A South Dakota woman who entered an Alford plea last year in the 1981 death of her newborn son was released on parole after serving less than three months in prison, as stipulated by the judge, state corrections officials said Monday.
Theresa Bentaas, 60, was granted parole March 17 but was not immediately released. In a notice Monday, corrections officials said Bentaas had been freed.
A passerby found Bentaas’ newborn son wrapped in blankets in a Sioux Falls ditch that winter. An autopsy found that he likely died from exposure and a failure to assist in maintaining his airway during his birth.
The boy’s death wasn’t solved until 2019, when advances in DNA technology led investigators to charge Bentaas, who entered the Alford plea to a first-degree manslaughter charge last October. The plea means she maintained her innocence but acknowledged that the evidence could lead a judge or jury to convict her.
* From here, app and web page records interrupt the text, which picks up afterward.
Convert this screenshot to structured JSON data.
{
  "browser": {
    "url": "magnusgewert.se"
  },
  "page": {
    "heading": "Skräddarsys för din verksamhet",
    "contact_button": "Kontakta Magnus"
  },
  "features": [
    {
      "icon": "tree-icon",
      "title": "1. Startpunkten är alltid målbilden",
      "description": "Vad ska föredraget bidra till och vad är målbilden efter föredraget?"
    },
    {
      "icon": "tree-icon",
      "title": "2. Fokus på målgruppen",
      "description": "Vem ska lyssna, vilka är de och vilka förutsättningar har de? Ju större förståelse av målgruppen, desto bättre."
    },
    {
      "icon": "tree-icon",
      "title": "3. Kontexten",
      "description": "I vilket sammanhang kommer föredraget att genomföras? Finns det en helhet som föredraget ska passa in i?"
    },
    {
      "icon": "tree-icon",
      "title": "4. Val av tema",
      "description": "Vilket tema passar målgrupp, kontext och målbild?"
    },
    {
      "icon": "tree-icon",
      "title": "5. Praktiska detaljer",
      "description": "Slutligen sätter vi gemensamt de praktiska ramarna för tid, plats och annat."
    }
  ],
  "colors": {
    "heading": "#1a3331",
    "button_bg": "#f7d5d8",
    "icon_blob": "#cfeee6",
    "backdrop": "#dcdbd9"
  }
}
South Dakota Circuit Judge Bradley Zell sentenced Bentaas in December to 10 years in prison but suspended nine of those years and said she should serve only two months. She also spent 73 days in jail before she went to prison.
Zell said during her sentencing hearing that it was unclear whether her son died from complications during birth or from her abandoning him outside during the winter.
Bentaas gave birth to the baby when she was 19, but defense attorneys told the court that she didn’t know she was pregnant until the baby was born, when she found he wasn’t breathing.